Я рассталась с Беном. Это было чересчур. Он такой красивый, такой умный и такая восходящая кредитная звезда, что я перед ним просто цепенела. Не могла ему показать, кто я есть на самом деле, потому что его бы вырвало. Я знаю, что от моего жирнющего тела его несколько воротило. А иногда он просто смотрел в никуда, когда я плохо с ним обращалась, типа: «Эта чокнутая сука мне уже осточертела». Очень грустно. Рыдаю который день. Рыдаю по своей семье и по Бену. Боже мой, прости меня, Прекрасная Пони. Я такой нытик.

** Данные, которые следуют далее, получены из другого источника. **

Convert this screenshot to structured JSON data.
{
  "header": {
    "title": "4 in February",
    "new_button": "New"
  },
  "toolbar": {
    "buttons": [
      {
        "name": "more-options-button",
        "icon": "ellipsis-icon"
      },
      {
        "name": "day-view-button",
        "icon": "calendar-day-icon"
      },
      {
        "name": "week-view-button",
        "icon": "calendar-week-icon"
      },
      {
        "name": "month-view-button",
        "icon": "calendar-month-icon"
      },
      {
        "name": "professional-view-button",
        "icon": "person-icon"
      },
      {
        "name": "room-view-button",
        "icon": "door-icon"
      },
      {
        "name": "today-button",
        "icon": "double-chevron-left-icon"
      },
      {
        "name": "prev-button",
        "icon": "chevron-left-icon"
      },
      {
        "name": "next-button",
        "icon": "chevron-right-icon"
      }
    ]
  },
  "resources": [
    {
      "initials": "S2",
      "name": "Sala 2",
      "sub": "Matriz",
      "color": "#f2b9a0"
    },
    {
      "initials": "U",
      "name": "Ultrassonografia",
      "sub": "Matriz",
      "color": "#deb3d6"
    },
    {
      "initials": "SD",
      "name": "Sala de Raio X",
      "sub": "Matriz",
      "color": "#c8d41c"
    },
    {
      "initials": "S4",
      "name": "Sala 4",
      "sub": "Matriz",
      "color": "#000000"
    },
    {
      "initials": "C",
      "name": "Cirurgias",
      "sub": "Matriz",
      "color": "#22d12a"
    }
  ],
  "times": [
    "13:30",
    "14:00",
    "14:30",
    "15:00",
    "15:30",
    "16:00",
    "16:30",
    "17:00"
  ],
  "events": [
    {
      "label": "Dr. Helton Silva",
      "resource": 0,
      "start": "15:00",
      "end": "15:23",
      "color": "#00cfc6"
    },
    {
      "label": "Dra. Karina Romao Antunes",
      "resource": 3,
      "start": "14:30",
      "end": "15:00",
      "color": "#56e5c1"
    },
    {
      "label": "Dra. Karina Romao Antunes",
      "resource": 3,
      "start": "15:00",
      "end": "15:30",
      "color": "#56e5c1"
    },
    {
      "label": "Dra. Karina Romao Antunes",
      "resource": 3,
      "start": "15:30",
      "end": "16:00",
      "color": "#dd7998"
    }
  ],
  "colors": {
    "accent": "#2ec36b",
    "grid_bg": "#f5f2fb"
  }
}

Странно вот что: я думаю про этого Ленни, который старый. Я знаю, что он урод, но в нем есть милые черты, и, если честно, мне бы не помешало, чтобы и обо мне тоже кто-нибудь позаботился. Мне с ним не страшно, потому что он ну вот абсолютно не мой идеал, и я могу быть собой, потому что его не люблю. Может, и Бену со мной вот так было. Я тут фантазировала, как занимаюсь сексом с Ленни, и пыталась отфильтровать его уродство и просто наслаждаться, потому что он так серьезно меня любит. Ты когда-нибудь так делала, Пони? Я себя задешево продаю? Мы с Ленни в Риме шли по красивой улице, а я заметила, что у него неправильно застегнута рубашка, и протянула руку, застегнула ему правильно. Хотела помочь, чтоб он был не такой охламон. Это ведь тоже разновидность любви? А потом он за ужином со мной разговаривал, и я обычно слушаю все, что парень говорит, сочиняю ответ или хотя бы как-то по-особому себя веду, а с ним я через некоторое время вообще перестала слушать, сидела и смотрела, как у него губы движутся, и на губах пена, и на охламонской щетине тоже, потому что он был такой СЕРЬЕЗНЫЙ — в смысле, ему так нужно было что-то мне сказать. И я подумала, ничего себе, а ведь ты вроде красивый, Ленни. Ты вот как проф. Марго по Настойчивости говорила — «настоящий человек». Я не знаю. Он то и дело на ум приходит. Иногда думаю, нет, ни за какие деньги, ничего не выйдет, он же мне совсем не нравится. А потом вспоминаю, как он меня ел, пока совсем не задохнулся, бедняжка, и как можно было закрыть глаза и притвориться, будто мы оба не мы, а вообще другие люди. Господи, что я несу. В общем, я ужасно по тебе скучаю, Пони. Честно. Приезжай, пожалуйста, в Нью-Йорк. Мне сейчас любовь нужна до зарезу.